San Clemente, Calif.-based ICU Medical, Inc. announces that it has become the first medical device manufacturer to obtain certification under the UL Cybersecurity Assurance Program (UL CAP)—a new cybersecurity management program from UL designed to minimize risks by creating standardized, testable criteria for assessing software vulnerabilities and weaknesses to help reduce exploitation, address known malware, enhance security controls, and expand security awareness.
ICU Medical earned UL CAP certification for its Plum 360 drug infusion system that provides full interoperability with patient electronic health records (EHR), reducing the need for manual input and transcription of infusion data to better manage patient safety and clinician workflows.
Dan Woolson, corporate vice president for infusion systems at ICU Medical, Inc., spoke out about the UL certification, commenting: “ICU Medical continues to dedicate significant energy and resources to developing technologies that help protect vital patient and clinical data. We are grateful for the opportunity to partner with UL in in this important initiative to help make healthcare safer.”

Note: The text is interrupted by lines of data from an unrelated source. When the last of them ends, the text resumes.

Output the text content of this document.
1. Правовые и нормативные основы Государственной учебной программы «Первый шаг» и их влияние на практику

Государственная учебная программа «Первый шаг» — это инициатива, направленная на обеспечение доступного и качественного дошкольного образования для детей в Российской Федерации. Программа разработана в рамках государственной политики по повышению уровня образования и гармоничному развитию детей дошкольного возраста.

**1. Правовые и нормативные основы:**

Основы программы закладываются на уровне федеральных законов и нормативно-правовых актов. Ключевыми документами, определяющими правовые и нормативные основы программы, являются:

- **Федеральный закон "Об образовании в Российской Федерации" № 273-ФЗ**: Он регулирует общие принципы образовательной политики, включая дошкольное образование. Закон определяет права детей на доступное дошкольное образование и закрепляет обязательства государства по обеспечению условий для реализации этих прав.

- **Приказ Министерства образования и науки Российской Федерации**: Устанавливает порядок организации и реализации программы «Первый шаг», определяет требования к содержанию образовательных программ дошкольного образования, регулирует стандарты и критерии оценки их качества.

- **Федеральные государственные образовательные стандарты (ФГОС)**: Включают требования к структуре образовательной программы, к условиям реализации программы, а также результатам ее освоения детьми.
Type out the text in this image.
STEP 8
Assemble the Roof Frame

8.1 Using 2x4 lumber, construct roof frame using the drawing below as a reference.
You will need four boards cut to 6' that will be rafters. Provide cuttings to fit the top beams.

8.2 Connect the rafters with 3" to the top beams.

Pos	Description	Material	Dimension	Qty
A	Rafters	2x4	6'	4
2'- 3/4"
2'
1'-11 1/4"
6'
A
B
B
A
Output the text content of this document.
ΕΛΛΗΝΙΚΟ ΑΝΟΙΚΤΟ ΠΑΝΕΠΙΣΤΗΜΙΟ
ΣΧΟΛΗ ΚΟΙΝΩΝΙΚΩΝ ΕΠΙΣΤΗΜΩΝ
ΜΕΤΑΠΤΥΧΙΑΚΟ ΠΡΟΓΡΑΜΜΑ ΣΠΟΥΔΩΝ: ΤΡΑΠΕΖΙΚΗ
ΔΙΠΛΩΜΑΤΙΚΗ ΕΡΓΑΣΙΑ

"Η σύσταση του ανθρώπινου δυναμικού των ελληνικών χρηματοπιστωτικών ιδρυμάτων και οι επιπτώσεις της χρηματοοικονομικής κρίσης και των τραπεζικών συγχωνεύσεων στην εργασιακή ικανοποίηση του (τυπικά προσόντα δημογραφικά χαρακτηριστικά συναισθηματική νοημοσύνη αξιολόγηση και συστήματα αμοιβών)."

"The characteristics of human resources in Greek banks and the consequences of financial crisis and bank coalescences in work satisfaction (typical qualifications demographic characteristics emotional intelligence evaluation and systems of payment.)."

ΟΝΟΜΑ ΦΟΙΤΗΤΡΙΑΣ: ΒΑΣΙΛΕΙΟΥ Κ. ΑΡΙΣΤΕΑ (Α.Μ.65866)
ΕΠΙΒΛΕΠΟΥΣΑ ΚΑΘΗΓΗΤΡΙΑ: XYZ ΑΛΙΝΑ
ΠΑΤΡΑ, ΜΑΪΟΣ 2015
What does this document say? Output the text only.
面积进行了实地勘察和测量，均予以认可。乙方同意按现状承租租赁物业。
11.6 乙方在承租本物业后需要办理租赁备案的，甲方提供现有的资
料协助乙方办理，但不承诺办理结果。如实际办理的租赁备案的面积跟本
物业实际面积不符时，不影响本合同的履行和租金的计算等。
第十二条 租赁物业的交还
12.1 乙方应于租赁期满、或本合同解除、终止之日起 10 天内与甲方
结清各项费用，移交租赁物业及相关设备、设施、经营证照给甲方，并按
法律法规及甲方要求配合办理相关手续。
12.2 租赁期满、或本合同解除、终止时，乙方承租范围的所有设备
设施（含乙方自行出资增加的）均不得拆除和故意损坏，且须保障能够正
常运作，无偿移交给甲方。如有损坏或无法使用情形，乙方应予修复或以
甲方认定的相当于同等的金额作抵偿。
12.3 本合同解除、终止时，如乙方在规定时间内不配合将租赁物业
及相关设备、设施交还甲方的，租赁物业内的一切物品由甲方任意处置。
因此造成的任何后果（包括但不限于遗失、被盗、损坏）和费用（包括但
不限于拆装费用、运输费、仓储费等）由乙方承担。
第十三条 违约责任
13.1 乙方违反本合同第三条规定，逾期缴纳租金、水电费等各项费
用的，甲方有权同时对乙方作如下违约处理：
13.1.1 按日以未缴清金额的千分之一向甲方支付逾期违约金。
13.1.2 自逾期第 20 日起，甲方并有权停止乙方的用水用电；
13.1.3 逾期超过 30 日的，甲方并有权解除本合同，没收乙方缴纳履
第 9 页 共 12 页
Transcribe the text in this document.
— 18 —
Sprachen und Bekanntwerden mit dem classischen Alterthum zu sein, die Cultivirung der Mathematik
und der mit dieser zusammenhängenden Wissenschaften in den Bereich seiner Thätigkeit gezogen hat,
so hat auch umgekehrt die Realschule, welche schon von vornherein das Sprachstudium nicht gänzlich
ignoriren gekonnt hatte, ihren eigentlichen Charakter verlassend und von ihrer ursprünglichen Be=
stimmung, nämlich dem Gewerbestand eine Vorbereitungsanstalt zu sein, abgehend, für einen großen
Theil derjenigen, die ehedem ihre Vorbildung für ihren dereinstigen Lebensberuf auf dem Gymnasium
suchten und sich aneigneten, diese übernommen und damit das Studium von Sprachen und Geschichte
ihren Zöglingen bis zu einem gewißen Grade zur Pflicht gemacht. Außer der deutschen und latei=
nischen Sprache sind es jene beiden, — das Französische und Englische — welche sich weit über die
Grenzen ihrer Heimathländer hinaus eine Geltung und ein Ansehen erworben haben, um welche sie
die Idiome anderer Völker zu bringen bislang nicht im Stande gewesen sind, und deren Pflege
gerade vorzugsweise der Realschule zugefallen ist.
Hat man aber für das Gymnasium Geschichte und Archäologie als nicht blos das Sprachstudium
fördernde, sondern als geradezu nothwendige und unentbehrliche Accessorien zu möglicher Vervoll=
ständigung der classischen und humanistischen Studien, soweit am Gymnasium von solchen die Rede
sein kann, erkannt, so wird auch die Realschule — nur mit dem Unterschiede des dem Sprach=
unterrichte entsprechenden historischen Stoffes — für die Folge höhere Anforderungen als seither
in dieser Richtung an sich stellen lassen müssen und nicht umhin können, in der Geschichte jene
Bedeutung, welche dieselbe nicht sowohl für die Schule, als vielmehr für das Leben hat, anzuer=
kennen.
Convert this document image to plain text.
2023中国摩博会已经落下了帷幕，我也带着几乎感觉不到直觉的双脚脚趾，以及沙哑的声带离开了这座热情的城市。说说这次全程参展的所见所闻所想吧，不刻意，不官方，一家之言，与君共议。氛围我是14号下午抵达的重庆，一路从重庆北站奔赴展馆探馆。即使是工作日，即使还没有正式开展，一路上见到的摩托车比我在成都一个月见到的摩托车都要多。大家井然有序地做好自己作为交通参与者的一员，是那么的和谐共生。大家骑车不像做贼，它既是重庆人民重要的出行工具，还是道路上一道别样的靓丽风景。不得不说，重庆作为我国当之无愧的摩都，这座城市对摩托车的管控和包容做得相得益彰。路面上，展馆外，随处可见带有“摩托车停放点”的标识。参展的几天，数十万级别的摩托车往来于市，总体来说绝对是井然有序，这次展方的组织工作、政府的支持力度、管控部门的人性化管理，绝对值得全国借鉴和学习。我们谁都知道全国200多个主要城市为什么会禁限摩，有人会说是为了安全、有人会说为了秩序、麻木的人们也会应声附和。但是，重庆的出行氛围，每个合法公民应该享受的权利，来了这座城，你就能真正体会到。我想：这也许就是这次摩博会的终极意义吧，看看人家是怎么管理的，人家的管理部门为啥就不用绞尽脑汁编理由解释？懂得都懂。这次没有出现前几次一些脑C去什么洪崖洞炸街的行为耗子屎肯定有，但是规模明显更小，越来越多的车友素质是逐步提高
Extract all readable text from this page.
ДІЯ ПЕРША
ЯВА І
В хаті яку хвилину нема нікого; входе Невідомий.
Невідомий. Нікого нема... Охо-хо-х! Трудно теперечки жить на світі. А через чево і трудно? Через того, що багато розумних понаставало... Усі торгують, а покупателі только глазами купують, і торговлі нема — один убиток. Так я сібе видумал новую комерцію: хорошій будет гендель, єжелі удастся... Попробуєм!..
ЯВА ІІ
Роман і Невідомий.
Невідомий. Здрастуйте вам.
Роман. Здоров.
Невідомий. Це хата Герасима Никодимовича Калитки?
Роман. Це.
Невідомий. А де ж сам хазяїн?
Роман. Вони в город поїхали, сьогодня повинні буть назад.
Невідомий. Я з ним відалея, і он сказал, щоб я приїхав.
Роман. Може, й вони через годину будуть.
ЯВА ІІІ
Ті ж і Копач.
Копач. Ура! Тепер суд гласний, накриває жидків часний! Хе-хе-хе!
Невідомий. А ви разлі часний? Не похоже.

The UL assessment uses American National Standards Institute (ANSI) UL 2900 medical device cybersecurity standards to assess key categories including quality management documentation, product design and use, security risk management (including safety-related controls), managing known vulnerabilities with exposures, and managing software weaknesses—as well as measures to address potential zero-day vulnerabilities.
“UL is very pleased to have had such a dedicated and proactive partner as ICU Medical to help us jumpstart this initiative under the US Cybersecurity National Action Plan,” says Anura Fernando, principal engineer, medical systems interoperability and security at UL. “This sets the bar for establishing demonstrable, evidence-based cybersecurity hygiene across the healthcare industry.”